8.1.09

Miau!

Era uma vez um poeta. Um poeta que, toda noite, afiava sua pena –a história começa há muito tempo atrás, tempo de escrever com pena–, acendia umas velas, preparava a tinta, essas coisas práticas, e depois pensava na amada, olhava para a lua, suspirava umas vezes, essas coisas de poeta. E então se punha a escrever. E escrevia bem, viu? Foi um poeta genial, caiu até no vestibular esses dias.
     Noite dessas, ele sentiu que vivia um momento mágico, uma catarse, um instante único de especial inspiração. As musas imortais sussurraram no seu ouvido que, naquele momento, sairia de sua pena a obra-prima que gravaria seu nome pelos séculos adiante. Coisa séria mesmo. Tomado pela solenidade, buscou sua melhor pena no armário, aprumou-se na escrivaninha e...
     — Miau!
     Não, ele não escreveu "miau". Ainda não era época de poesia modernista, então dificilmente ele faria sucesso escrevendo uma coisa dessas.

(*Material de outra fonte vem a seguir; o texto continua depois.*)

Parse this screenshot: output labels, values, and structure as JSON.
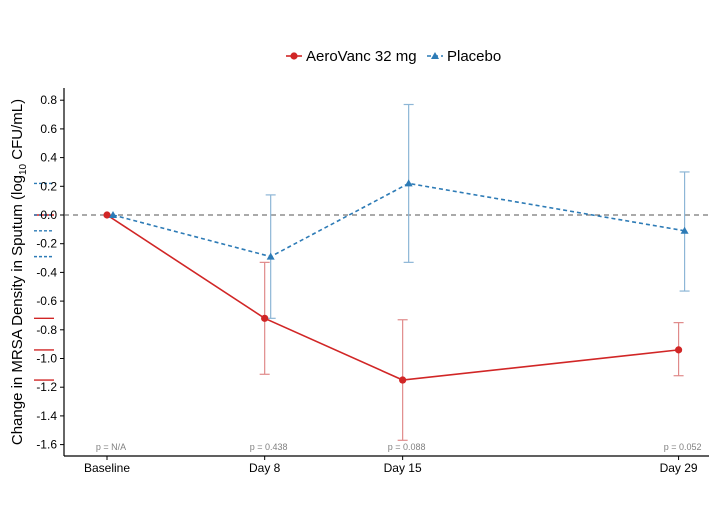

Foi um gato mesmo, de verdade, que miou lá fora. Nosso poeta recuperou-se, pegou uma nova folha, molhou a pena na tinta e...
     — Miaau!
     Agora foi um miado mais forte –notaram os dois "aa"? O poeta, que não gostava de sujar as mãos com nada que não tinta, tocou a sineta, chamou os empregados —era um poeta fidalgo— e mandou que amarrassem, melhor, que amordaçassem o gato. Assim fizeram —escrevendo assim parece fácil, mas foi um serviço bem complicado amordaçar um gato– e ele escreveu. Escreveu como nunca na vida. Uma beleza.
     Na noite seguinte, ele pensava numa continuação, talvez um segundo canto para sua obra-prima. Afiou o cálamo, ajeitou tudo e começou:
     — Miaaau!
     Vejam que os três "aa" mostram que o gato estava cada vez mais abusado. O poeta bem que pensou em mandar apagar o bicho, mas –era um poeta ecologista– só repetiu a ordem: "amordacem-no". Tomaram uns arranhões, pegaram daqui, seguraram de lá, amordaçaram e ele escreveu.
     Na próxima noite, adivinhem? Batata!
     — Miau.
     Com um "a" só e sem exclamação, mas mesmo assim foi suficiente. E na próxima noite, e na próxima. Os capangas já estavam ficando bons no serviço, amordaçavam o gato com uma facilidade que só vendo. O tempo passou, passou e o gato miou, miou. E dá-lhe mordaça.
      Os anos passaram, o poeta morreu e o gato, que a essa altura via tudo como uma brincadeira, ficou deprimido e morreu também. Deu que o filho do nosso amigo decidiu aproveitar o sobrenome já famoso —que esse tipo de esperteza já é bem antiga— e virar poeta também. Fechou um contrato prévio com a editora, tomou posse do escritório do pai e foi escrever. Assim que se sentou na cadeira do velho, lembrou do que ele sempre fazia, pensou "para alguma coisa deve servir" e soltou "amordacem um gato!". Assim foi.
      A moda pegou. E todos os aspirantes a poetas da época e da redondeza pensaram "para alguma coisa deve servir". E os poetas mandavam e os capangas amordaçavam e os gatos levavam a pior. E ninguém sabia mais por quê.
     Os anos passaram, viraram séculos e, séculos depois, os estudiosos quebram a cabeça e publicam trabalhos livros artigos teses tratados discutindo o simbolismo do gato amarrado na tal escola poética. Diz, inclusive, que lá nos Estados Unidos lançaram um best-seller, O código do gato, que explica todos os mistérios da Humanidade e denuncia uma ordem secreta que há séculos conspira para silenciar a prole do gato-messias, e que logo chega por aqui com tradução do Diogo Mainardi.

5 comentários:

o amnésico disse...

Genial!

Dúvida: quantos gatos teriam sido amordaçados para produzir essa peça de fantasia?

Abraços mnemônicos!

Mariana disse...

Eu morro de medo de gatos! Eu ia mandar amordaçar o gato com toda certeza de que serve para alguma coisa......

ufss!!

banana disse...

eu ainda tenho futuro, se não mandar castrar os gatos aqui da rua... :)

passando pra informar: back to black - http://drops-de-banana.blogspot.com/

vamos ver se agora vai!
feliz 2009! :D

Tyler Bazz disse...

Eu to mais perdido que cego em tiroteio. Que história é essa de gato?!

Léo disse...

poxa, boa jogada envolver o mainardi no final. muito bom o trocadilho também com o código do gato, que importa o gato afinal de contas, né.